O novo controlador do empreendimento é o advogado Paulo Humberto Barbosa, que mantém relações empresariais diretas com figuras centrais do grupo Batista. Ele é sócio de Renato Costa, atual presidente da Friboi, e de Gabriel Fortes, cunhado de José Batista Júnior, o primogênito da família. Os três integram a sociedade da Petras Negócios e Participações, empresa voltada ao aluguel de aeronaves, na qual Barbosa detém metade das cotas.
Além dessa atuação, o advogado possui ao menos dez empresas registradas em seu nome, com negócios que vão do comércio atacadista a investimentos financeiros e atividades no setor agropecuário.
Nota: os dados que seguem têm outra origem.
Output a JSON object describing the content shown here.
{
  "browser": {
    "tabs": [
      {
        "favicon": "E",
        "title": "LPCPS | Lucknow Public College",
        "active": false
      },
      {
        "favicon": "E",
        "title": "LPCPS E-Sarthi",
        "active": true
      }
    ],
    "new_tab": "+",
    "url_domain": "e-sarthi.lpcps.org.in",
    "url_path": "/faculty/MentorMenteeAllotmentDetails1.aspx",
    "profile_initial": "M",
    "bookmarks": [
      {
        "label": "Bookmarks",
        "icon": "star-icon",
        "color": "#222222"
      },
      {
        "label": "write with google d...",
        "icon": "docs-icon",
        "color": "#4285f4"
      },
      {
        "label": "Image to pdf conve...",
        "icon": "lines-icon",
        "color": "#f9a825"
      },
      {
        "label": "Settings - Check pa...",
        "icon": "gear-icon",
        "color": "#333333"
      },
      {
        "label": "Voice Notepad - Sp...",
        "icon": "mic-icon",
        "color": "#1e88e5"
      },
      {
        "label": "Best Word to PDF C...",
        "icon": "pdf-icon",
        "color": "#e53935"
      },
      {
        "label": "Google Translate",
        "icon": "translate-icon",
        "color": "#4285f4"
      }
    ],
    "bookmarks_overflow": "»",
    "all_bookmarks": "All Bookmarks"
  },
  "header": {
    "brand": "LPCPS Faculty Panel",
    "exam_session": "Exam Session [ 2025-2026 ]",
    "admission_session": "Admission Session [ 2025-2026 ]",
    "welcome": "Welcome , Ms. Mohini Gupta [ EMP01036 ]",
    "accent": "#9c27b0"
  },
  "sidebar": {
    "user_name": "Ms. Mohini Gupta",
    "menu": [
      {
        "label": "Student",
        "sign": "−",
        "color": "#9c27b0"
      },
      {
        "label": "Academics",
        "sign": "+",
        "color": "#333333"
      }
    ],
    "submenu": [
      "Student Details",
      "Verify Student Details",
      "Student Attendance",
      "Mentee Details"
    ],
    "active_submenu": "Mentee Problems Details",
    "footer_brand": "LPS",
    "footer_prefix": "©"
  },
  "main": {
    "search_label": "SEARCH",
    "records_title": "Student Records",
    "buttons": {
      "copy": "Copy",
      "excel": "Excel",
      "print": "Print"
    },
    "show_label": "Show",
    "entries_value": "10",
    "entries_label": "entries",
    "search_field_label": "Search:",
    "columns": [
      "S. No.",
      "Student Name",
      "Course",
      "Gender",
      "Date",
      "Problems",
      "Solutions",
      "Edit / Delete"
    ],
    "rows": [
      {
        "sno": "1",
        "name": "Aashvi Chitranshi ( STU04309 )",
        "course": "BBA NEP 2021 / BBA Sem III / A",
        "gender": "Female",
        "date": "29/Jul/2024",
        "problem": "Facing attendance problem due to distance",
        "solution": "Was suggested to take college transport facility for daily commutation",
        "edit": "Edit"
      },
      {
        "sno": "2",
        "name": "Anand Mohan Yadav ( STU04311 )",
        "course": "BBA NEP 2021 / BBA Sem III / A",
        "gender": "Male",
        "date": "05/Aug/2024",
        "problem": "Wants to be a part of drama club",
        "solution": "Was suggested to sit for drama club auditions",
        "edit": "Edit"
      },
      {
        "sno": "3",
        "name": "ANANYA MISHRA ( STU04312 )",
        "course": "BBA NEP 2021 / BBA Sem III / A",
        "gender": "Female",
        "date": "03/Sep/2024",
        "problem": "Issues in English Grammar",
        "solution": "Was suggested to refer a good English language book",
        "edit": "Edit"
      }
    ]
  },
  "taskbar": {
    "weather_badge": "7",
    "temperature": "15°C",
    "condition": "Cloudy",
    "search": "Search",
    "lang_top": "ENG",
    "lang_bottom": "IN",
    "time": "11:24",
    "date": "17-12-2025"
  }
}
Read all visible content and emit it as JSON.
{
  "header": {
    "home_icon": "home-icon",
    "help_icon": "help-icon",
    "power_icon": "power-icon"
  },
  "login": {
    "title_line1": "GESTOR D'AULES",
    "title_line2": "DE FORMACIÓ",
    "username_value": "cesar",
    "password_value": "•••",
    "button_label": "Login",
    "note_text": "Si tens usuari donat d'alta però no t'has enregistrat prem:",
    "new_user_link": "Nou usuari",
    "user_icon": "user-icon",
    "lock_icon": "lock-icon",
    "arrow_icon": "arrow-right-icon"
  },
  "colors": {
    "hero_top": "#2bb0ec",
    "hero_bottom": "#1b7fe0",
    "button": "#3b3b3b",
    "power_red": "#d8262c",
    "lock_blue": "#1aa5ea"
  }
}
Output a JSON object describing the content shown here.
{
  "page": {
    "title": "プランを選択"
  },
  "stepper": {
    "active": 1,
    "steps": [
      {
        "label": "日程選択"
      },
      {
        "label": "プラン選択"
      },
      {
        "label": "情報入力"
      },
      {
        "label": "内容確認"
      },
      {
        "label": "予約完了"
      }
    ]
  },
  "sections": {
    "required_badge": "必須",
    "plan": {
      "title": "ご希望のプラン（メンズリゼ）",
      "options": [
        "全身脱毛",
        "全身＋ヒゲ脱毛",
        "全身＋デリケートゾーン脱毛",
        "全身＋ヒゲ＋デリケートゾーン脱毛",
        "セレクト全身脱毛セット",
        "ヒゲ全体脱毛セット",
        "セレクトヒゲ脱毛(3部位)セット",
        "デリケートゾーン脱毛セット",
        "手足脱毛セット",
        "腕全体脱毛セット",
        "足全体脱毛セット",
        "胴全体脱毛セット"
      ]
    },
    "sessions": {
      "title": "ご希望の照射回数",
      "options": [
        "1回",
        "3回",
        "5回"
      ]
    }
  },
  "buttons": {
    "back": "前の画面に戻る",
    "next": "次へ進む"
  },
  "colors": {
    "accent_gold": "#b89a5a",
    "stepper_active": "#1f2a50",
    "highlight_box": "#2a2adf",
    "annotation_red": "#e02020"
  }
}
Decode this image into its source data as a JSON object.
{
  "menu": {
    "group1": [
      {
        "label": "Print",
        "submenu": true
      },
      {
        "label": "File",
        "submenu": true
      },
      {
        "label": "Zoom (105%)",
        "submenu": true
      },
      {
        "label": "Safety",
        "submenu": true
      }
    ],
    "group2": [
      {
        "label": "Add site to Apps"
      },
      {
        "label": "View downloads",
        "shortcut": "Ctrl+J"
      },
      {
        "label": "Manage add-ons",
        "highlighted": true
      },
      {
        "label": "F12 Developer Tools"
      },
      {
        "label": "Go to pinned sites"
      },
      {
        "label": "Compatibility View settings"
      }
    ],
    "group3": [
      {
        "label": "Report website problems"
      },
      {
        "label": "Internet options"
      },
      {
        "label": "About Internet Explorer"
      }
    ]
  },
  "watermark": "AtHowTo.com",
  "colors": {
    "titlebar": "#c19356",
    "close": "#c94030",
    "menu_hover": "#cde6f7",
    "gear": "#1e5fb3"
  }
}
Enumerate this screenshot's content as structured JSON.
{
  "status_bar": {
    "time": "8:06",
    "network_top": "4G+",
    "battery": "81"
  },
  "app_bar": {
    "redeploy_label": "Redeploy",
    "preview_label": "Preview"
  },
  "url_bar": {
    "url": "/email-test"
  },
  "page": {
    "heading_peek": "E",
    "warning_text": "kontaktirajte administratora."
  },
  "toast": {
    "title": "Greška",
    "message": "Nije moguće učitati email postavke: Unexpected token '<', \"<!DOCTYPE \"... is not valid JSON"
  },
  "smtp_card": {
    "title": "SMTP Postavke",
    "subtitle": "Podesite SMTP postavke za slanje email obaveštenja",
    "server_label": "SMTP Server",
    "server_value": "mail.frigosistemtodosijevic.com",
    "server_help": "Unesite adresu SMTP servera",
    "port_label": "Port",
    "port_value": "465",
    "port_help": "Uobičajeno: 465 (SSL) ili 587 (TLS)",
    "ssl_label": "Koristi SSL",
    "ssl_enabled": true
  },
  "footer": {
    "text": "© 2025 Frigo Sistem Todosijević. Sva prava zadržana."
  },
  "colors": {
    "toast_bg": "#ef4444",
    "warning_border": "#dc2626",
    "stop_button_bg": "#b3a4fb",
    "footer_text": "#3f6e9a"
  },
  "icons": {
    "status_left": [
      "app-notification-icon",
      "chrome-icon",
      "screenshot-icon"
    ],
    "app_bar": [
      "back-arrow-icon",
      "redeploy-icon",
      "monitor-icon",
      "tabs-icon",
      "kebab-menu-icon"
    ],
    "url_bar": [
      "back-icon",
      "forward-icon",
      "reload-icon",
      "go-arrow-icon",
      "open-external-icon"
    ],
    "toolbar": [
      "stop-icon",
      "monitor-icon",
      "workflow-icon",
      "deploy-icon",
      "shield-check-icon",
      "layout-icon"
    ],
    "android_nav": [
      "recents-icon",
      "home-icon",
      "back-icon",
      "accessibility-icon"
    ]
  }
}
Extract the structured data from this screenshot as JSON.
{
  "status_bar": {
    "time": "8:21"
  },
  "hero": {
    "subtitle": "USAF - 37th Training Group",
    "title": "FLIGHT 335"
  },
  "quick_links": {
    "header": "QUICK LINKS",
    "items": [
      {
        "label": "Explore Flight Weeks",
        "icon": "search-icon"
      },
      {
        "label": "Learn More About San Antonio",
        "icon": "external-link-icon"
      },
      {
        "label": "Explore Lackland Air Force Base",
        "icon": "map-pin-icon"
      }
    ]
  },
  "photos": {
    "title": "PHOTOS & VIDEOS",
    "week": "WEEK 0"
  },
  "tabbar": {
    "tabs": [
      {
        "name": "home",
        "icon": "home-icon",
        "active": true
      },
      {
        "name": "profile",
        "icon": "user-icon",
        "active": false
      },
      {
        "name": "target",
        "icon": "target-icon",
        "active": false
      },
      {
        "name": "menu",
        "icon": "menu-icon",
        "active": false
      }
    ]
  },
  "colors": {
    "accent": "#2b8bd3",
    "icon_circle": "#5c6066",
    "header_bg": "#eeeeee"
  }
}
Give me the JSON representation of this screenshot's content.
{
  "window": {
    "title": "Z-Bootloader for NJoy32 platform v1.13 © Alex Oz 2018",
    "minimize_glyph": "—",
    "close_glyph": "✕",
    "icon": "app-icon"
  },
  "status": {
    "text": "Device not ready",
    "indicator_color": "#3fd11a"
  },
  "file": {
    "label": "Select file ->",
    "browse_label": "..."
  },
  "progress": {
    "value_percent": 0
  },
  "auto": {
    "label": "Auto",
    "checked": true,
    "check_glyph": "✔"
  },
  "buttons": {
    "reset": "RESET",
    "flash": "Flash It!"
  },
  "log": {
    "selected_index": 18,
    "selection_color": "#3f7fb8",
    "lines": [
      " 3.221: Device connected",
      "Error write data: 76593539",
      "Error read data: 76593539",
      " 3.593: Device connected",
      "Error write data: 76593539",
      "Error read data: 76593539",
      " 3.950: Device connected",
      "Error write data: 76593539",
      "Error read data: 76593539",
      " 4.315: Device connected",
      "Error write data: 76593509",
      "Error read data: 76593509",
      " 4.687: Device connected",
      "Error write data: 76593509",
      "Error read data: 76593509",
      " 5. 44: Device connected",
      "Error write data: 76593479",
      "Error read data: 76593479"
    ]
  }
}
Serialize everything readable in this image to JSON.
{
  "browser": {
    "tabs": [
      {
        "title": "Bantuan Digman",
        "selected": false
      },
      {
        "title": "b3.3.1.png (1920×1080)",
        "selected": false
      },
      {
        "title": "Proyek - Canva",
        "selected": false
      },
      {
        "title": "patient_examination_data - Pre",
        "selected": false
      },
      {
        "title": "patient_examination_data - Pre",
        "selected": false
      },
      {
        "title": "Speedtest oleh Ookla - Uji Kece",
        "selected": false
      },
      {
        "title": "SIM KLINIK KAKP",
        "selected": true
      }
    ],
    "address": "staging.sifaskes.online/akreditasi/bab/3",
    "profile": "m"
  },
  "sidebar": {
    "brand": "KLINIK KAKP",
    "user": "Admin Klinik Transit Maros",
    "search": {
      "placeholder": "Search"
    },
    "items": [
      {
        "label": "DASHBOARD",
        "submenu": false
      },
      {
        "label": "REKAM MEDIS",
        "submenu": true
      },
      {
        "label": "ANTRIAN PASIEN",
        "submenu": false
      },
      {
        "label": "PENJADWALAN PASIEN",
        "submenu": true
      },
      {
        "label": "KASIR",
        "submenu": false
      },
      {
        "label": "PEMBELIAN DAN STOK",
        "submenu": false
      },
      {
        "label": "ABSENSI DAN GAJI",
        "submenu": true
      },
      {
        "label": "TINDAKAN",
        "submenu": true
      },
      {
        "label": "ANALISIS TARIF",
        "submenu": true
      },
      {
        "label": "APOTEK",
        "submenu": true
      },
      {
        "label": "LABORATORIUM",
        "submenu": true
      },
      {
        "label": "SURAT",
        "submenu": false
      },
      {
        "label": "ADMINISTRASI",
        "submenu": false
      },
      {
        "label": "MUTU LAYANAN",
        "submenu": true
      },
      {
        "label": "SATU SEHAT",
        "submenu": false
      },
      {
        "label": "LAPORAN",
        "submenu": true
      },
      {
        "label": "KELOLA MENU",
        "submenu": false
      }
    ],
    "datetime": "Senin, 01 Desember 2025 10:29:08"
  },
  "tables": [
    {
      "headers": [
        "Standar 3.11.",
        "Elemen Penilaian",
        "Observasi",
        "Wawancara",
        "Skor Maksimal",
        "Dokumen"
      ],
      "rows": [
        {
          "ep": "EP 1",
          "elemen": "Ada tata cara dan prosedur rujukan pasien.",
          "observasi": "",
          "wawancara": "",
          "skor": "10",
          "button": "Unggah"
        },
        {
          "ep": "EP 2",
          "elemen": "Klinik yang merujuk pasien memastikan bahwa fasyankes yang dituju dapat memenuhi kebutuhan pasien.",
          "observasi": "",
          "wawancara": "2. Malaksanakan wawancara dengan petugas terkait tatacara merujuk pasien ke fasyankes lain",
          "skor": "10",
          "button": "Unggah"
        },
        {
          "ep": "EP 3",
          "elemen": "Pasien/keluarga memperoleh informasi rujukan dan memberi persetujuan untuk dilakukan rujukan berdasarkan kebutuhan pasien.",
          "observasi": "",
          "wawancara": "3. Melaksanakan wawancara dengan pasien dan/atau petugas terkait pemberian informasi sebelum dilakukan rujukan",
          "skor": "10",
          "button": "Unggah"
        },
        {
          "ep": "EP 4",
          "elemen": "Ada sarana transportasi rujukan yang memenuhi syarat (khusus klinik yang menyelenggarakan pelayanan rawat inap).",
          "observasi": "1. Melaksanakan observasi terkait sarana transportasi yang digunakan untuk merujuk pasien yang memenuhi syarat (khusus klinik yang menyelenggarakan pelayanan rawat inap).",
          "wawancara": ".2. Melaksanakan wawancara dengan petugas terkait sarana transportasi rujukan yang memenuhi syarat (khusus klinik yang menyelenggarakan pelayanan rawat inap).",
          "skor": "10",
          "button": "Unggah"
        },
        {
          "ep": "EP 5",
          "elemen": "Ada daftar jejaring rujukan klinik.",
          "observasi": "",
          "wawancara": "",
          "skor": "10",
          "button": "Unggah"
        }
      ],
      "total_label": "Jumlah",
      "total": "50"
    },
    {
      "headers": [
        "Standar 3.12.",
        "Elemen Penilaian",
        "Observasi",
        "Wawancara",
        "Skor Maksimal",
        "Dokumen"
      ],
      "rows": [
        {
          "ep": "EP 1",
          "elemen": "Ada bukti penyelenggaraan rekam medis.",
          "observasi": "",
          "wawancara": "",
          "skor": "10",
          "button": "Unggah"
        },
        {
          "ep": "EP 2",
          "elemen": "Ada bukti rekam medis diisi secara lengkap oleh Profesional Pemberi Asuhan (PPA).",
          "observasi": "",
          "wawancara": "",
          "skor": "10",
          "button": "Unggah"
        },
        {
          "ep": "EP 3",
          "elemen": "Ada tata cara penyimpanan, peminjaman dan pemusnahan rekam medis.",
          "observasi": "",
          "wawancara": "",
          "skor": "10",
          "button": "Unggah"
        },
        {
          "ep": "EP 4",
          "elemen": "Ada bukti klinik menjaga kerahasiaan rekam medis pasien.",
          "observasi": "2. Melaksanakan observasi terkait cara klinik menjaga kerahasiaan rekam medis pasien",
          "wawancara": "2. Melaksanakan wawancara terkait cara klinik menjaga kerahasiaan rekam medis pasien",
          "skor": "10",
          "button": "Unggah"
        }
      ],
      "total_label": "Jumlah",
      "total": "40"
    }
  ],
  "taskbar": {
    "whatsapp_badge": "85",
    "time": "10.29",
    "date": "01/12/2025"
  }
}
Seu escritório de advocacia também presta serviços em processos que investigam aquisições realizadas pelos irmãos Batista nos Estados Unidos com recursos provenientes de financiamentos do BNDES. Em nota, a JBS informou que o escritório de Barbosa atuou em ações da companhia em Goiás, mas afirmou que nem a empresa nem seus acionistas mantêm vínculo com os demais negócios do advogado.
A compra do resort foi realizada por meio de um fundo de investimento administrado pela gestora Reag, que teve sua liquidação extrajudicial decretada nesta quinta-feira (15) pelo Banco Central. A Polícia Federal investiga se recursos de fundos ligados à gestora foram utilizados em supostas fraudes envolvendo o Banco Master, que teve suas atividades encerradas em novembro do ano passado.
Embora Dias Toffoli nunca tenha figurado formalmente como sócio do Tayayá, o ministro é conhecido por frequentar o resort. No fim de 2025, ganhou repercussão uma visita feita por ele ao local em uma aeronave associada a Roberto Augusto Leme da Silva, conhecido como Beto Louco, investigado na Operação Carbono Oculto. Roberto é apontado como suspeito de ligação com um esquema envolvendo a facção criminosa Primeiro Comando da Capital (PCC).
A mudança no controle do resort, somada às conexões empresariais e às investigações em curso, reacende questionamentos sobre a relação entre negócios privados, figuras do Judiciário e grandes grupos econômicos, ampliando o interesse público em torno do caso.